FHFA may lower some Fannie Mae, Freddie Mac housing goals

The Federal Housing Finance Agency is proposing to downsize a couple of Fannie Mae and Freddie Mac's single-family affordable-housing goal benchmarks due to market constraints, but it also could raise one.

The proposed benchmark for the low-income home purchase goal would drop from 28% to 25%. The very-low income home-purchase benchmark would fall from 7% to 6%. However, a subgoal benchmark for minority census tracts would increase from 10% to 12%. The home purchase benchmark for low-income census tracts would remain unchanged at 4%, as would the benchmark for the 26% low-income refinance goal.

The lowering of some of the benchmarks reflects a need to both adjust for market constraints and ensure the financial stability of the two government-sponsored enterprises, according to their regulator and conservator.

"Given persistent challenges in the housing market, FHFA is proposing benchmark levels that reflect these dynamics," Director Sandra Thompson said in a press release.

Fannie and Freddie are evaluated by the FHFA based on two measures for single-family goals, benchmark and market levels, with the percentage of their loan purchases qualifying for credit needing to equal or surpass at least one of these. 

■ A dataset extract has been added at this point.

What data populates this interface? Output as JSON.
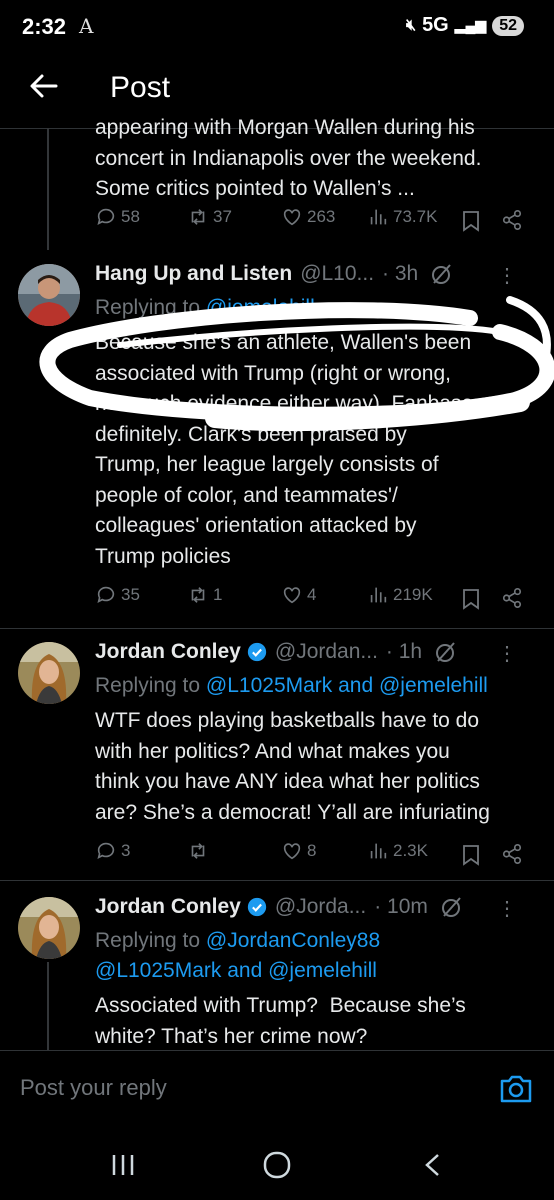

In line with a former FHFA economist's earlier projection, the larger of the two enterprises did have some trouble meeting two benchmark-level measures set for the 2022-2024 period, but its performance was considered acceptable because it beat market metrics.

Fannie's 27.4% missed the 28% low-income home purchase benchmark goal for 2022 but beat the 26.8% market number, its latest annual securities filing shows. At 6.9%, its very-low income number was below the 7% benchmark, but above the market's 6.8%. 

Freddie's 29% exceeded both the low-income home purchase benchmark goal for the period and beat the market level. Its very-low income number was 7.1% and also was above the benchmark and market numbers.

Both GSEs exceeded the minority census tract subgoal's 10% benchmark and 12.1% market level, potentially justifying a higher number going forward. Freddie's number was 12.8% and Fannie's was 13.5%.

The progress in this area could be seen as significant given that historically Fannie and Freddie have made less progress in lending to minority homeowners than the Federal Housing Administration, which generally allows more leeway in underwriting.

The new proposal for 2025-2027 also calls for a very-low income goal of 14% for apartment loans and a 2% small multifamily low-income subgoal. The benchmark for a very-low income multifamily subgoal has been 12%. The small low-income subgoal has been 2.5%.

The overall multifamily low-income goal would remain consistent at 61%.

The FHFA is accepting public comments on the proposed goals and will continue to do so for 60 days after they are published in the Federal Register.